Mohammad Zuhair Khan ln in this situation is not friendlier than ln, since the inside of ln would be a complicated expression. In fact, coth is expressible in terms of ln, so that makes your point moot.
m8 im in high school learning quadratics XD could u do a video where u explain calculus and why it works sorry i just kinda don't get what ur doing and just don't get calculus - but i still sub
Its all about analyzing a graph of the function. Integral is giving u a surface area under a function. Derivative is the gradient of a line tangent to the function
My god, integral of x times the square root of (x^4 + x) is a really complicated integral. It would be even more complicated if one had to integrate sec^3(x) from scratch... 34:26 The integral of the square root of (x times the square root of x)?? The integral of the square root of (x + the square root of x)... 🙂 The integral of √(x + √x) Or the integral of 1/√(x + √x) Or the integral of 1/√(1 + √x)
James Oldfield Obviously, it is sqrt(x·sqrt(x)). Also, the integral of x·sqrt(x^4 + x) is non-elementary, and is also not the integral dealt with in the video, and the one in the video was actually very simple.
@@angelmendez-rivera351 You must be a really smart person to find this kind of thing easy. I'm still at the level of basic integration and differentiation, power rule stuff. Like 1/cube root (9x^4) + 3x^3 + x^2. Really, really basic stuff like that...
@@angelmendez-rivera351 I was being cheeky. I know he said √(x√x). I was thinking it was easy (relatively), and that √(x + √x) would be a harder integral to do...

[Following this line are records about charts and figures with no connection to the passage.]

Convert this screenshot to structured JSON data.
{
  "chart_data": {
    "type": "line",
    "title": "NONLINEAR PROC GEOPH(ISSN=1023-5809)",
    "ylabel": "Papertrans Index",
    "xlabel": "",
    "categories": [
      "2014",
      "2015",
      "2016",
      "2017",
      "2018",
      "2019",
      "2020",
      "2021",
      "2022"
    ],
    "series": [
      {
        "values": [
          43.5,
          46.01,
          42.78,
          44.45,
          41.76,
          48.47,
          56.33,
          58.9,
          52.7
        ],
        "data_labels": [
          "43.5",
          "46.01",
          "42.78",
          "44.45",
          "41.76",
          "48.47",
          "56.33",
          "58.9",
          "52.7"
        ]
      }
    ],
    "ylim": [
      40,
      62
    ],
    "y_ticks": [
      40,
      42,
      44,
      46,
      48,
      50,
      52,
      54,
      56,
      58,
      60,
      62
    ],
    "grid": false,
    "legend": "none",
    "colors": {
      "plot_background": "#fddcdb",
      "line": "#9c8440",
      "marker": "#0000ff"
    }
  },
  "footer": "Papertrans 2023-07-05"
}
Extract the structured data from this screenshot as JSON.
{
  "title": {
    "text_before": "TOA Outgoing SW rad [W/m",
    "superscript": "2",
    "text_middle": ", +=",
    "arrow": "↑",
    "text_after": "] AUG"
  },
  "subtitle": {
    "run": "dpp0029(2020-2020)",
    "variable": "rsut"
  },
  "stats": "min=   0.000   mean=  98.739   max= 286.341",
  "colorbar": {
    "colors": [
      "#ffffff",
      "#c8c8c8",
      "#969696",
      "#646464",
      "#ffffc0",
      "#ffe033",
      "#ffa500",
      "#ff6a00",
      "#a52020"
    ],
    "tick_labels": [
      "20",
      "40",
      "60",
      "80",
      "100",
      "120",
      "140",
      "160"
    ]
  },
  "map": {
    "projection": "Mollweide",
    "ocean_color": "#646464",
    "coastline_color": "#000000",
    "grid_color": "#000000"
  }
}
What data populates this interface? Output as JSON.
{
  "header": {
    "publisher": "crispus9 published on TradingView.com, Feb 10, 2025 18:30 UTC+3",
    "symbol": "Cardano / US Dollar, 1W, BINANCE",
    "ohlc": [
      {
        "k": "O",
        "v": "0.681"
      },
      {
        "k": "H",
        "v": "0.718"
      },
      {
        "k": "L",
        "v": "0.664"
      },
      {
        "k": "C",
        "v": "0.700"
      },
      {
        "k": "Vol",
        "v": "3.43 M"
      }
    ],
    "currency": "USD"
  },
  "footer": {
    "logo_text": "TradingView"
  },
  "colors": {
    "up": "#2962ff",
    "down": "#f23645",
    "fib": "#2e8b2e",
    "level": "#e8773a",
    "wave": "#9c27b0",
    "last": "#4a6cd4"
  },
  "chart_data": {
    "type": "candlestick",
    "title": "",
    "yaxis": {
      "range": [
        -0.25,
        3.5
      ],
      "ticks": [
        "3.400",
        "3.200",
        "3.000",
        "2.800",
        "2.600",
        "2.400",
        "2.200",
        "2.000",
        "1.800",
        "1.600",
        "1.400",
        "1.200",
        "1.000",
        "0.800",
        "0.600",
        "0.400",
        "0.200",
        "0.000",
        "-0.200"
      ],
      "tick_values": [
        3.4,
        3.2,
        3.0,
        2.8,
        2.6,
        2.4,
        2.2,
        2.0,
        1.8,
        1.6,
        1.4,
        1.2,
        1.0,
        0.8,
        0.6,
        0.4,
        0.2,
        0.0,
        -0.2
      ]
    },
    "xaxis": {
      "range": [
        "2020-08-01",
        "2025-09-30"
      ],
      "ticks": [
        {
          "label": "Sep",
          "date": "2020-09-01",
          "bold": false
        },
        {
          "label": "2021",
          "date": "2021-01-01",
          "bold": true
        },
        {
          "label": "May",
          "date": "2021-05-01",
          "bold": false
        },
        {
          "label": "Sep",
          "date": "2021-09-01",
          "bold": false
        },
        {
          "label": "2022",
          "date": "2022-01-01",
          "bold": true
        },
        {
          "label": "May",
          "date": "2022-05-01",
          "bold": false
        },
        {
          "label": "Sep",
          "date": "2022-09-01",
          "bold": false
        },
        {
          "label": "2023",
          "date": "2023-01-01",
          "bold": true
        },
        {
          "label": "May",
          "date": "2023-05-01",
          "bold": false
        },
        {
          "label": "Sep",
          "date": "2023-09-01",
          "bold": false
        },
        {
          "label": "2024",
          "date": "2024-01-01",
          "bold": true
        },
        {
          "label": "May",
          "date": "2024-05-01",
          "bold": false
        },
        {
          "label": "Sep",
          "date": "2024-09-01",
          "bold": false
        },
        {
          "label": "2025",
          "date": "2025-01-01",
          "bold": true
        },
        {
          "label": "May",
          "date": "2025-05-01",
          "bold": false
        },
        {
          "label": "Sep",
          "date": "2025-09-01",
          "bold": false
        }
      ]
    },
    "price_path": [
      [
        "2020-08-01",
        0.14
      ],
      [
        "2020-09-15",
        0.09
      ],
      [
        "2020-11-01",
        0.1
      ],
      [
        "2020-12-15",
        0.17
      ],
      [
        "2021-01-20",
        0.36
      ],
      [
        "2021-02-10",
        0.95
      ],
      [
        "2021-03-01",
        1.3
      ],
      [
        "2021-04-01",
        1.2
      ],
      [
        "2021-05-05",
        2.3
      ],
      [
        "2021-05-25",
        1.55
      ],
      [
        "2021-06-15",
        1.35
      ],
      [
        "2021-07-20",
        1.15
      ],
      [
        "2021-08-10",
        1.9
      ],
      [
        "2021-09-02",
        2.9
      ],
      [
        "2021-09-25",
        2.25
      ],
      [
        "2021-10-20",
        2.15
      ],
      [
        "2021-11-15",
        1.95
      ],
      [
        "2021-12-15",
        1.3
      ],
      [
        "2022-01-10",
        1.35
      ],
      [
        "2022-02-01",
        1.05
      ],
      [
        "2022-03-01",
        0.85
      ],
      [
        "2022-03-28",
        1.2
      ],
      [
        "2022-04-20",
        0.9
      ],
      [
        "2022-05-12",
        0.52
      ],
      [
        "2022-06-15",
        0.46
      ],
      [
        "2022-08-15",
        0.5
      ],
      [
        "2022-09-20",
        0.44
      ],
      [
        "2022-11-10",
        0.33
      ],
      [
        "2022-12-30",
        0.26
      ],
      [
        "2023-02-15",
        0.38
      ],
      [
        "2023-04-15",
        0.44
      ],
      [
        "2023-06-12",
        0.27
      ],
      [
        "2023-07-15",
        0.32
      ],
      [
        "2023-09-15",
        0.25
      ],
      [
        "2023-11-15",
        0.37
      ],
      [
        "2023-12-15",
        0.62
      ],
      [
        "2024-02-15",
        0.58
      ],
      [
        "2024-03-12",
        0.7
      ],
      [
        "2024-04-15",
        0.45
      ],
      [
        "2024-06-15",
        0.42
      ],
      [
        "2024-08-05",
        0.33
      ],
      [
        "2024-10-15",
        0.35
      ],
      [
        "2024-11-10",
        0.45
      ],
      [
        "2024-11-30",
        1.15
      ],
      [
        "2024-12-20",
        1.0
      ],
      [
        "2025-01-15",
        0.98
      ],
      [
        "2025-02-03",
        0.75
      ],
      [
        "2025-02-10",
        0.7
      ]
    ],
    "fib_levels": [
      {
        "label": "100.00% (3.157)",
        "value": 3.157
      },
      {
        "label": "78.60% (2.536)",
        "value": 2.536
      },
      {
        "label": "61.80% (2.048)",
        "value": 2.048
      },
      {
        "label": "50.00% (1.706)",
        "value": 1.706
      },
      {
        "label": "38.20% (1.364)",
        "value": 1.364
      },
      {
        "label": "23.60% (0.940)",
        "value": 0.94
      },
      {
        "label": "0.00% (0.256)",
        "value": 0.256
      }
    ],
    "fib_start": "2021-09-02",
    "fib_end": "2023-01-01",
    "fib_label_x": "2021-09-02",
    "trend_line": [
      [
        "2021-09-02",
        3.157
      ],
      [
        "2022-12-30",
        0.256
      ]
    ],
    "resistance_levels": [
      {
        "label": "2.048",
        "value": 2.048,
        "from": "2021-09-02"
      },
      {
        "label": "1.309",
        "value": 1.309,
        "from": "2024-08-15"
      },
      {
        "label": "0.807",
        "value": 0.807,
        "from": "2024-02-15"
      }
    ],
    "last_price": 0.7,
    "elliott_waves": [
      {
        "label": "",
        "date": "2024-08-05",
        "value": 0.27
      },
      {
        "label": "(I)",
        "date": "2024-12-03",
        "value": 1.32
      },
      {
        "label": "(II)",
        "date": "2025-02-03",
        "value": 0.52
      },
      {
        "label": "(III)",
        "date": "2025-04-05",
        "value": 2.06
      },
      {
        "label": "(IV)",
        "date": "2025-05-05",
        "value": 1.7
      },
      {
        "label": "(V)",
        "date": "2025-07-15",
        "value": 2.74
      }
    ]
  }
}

James Oldfield I wouldn't say I'm smart, just math savvy. Anyway, I only said it's easy because that was one of the easier integrals showed in the video. Most of the other ones were more complicated. And it doesn't have anything on the integral of sqrt[tan(x)], or even worse, the cbrt[tan(x)] integral. The integral of sqrt(x + sqrt(x)) is indeed more complicated than the integral of sqrt(x·sqrt(x)). In fact, the integral is very clever. For example, if y = x + sqrt(x), then dy = [1 + 1/{2·sqrt(x)}]dx. Thus, sqrt(x + sqrt(x)) = sqrt(x + sqrt(x))[1 + 1/{2·sqrt(x)}] - sqrt(x + sqrt(x)/{2·sqrt(x)} = sqrt(x + sqrt(x))[1 + 1/{2·sqrt(x)}] - sqrt(sqrt(x) + 1)/2. Now one can split the integral in two parts using linearity. The integral of sqrt(x + sqrt(x))[1 + 1/{2·sqrt(x)}] can be found using the very simple substitution I already mentioned, and this integral will be equal to (2/3)·sqrt(x + sqrt(x))^3 + C. All the remains is evaluating the integral of sqrt(sqrt(x) + 1). Let z = sqrt(x) + 1, so x = (z - 1)^2, and dx = 2(z - 1)dz. This leaves the integral of 2z^(3/2) - 2z^(1/2) with respect to z. This is just a very basic power rule integral, and it gives the antiderivative (4/5)z^(5/2) - (4/3)z^(3/2) + C. Substitute back to get (4/5)·sqrt(sqrt(x) + 1)^5 - (4/3)·sqrt(sqrt(x) + 1)^3 + C. Altogether, the integral of sqrt(x + sqrt(x)) is nicely equal to (2/3)·sqrt(x + sqrt(x))^3 + (2/3)·sqrt(1 + sqrt(x))^3 - (2/5)·sqrt(1 + sqrt(x))^5 + C.